How can a failed EBS backed EC2 Micro Instance be recovered?

We have recently been experimenting with a micro instance to undertake a specific task. Last night, for no apparent reason, the EBS backed micro instance failed with no warning. We can no longer access the server through the Terminal (MacBook) and Monitoring show 100% utilisation (flat). We took a snapshot and created a new volume, but cannot attach this to the new micro instance, as its EBS backed. We are now in the process of setting up a new micro instance from scratch which is taking a lot of effort due to having to re-install software and configure them for our purpose
What are the best practices for running EBS backed micro instances? How can we avoid the same happening again?
You can certainly attach a new EBS boot volume to an EBS-backed instance:
Stop the instance (NOT terminate).
Snapshot its' boot volume.
Create a new volume from the snapshot.
Detach the original boot volume, and attach your new one.
Start the instance.
However, in your case, you don't know why the instance failed, so how do you know that a new boot volume created from a snapshot of the failed one will work? Did you try rebooting the instance? It sounds as though the OS might have panicked/bluescreened (you don't mention which OS is installed) or possibly just the SSH session daemon died, in which case a simple reboot might be all that is needed.

If i Stop an Amazon EC2 instance, is this saved?

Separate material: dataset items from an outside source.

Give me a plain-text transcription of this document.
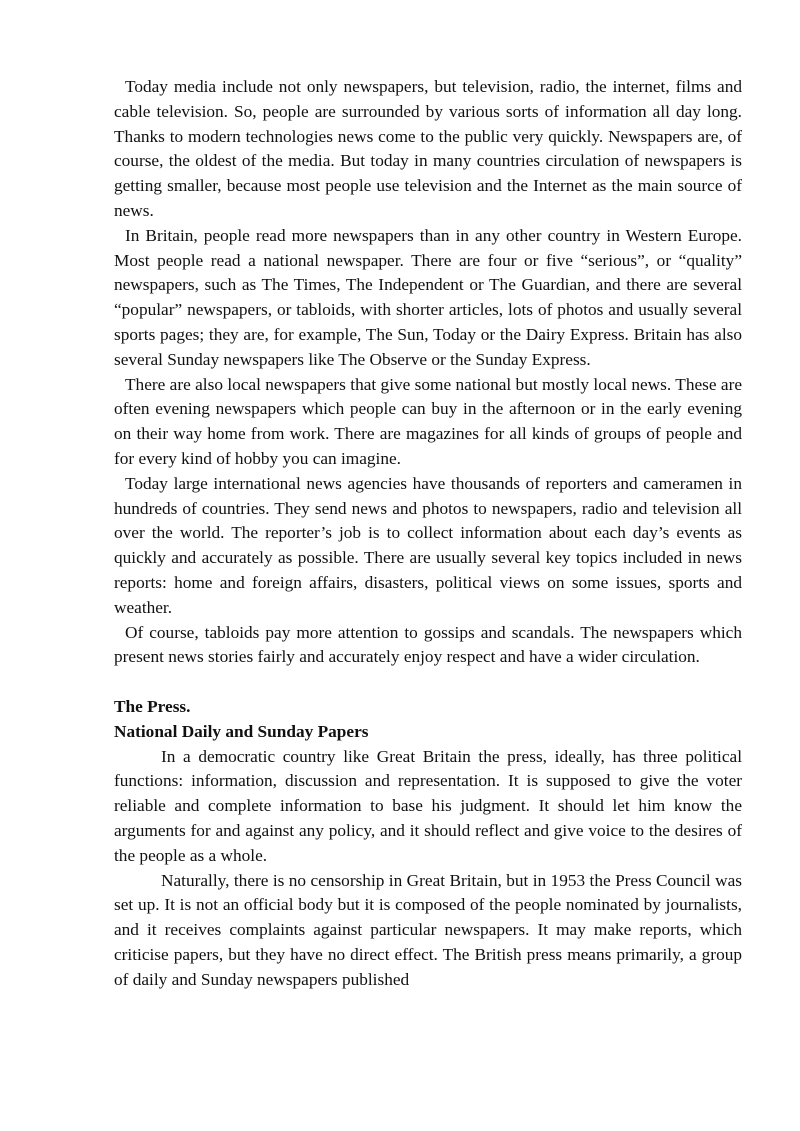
Today media include not only newspapers, but television, radio, the internet, films and cable television. So, people are surrounded by various sorts of information all day long. Thanks to modern technologies news come to the public very quickly. Newspapers are, of course, the oldest of the media. But today in many countries circulation of newspapers is getting smaller, because most people use television and the Internet as the main source of news.

In Britain, people read more newspapers than in any other country in Western Europe. Most people read a national newspaper. There are four or five “serious”, or “quality” newspapers, such as The Times, The Independent or The Guardian, and there are several “popular” newspapers, or tabloids, with shorter articles, lots of photos and usually several sports pages; they are, for example, The Sun, Today or the Dairy Express. Britain has also several Sunday newspapers like The Observe or the Sunday Express.

There are also local newspapers that give some national but mostly local news. These are often evening newspapers which people can buy in the afternoon or in the early evening on their way home from work. There are magazines for all kinds of groups of people and for every kind of hobby you can imagine.

Today large international news agencies have thousands of reporters and cameramen in hundreds of countries. They send news and photos to newspapers, radio and television all over the world. The reporter’s job is to collect information about each day’s events as quickly and accurately as possible. There are usually several key topics included in news reports: home and foreign affairs, disasters, political views on some issues, sports and weather.

Of course, tabloids pay more attention to gossips and scandals. The newspapers which present news stories fairly and accurately enjoy respect and have a wider circulation.

The Press.

National Daily and Sunday Papers

In a democratic country like Great Britain the press, ideally, has three political functions: information, discussion and representation. It is supposed to give the voter reliable and complete information to base his judgment. It should let him know the arguments for and against any policy, and it should reflect and give voice to the desires of the people as a whole.

Naturally, there is no censorship in Great Britain, but in 1953 the Press Council was set up. It is not an official body but it is composed of the people nominated by journalists, and it receives complaints against particular newspapers. It may make reports, which criticise papers, but they have no direct effect. The British press means primarily, a group of daily and Sunday newspapers published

If I stop an EC2 instance, rather than terminate, will this image be saved in my account and be available to be used at a later stage? ..as I noticed terminated instances eventually dissappear, would a stopped instance be available to boot up and start when ever?
Also regarding charging, I assume the cost for having a stopped instance would be charged per GB similar to a custom AMI?
Also another possibly simple question, if I shutdown a machine over SSH or via a script, does this initiate a termination or just a stop an instance (I assume it terminates the instance).
Thanks
If you terminate the EBS backed instance, it will remove it from the list of running instance, including it's allocated EBS volume. Unless you set the instance attribute not to delete the volume.
If you only stop, it will changed to stopped status and you can start it again later.
If you shutdown a machine, it default's to stop.
A good read to protect your instance see: http://alestic.com/2010/01/ec2-instance-locking
If you stop an instance based on EBS, then the instance will terminate automatically but you'll be charged for EBS storage until you delete the EBS.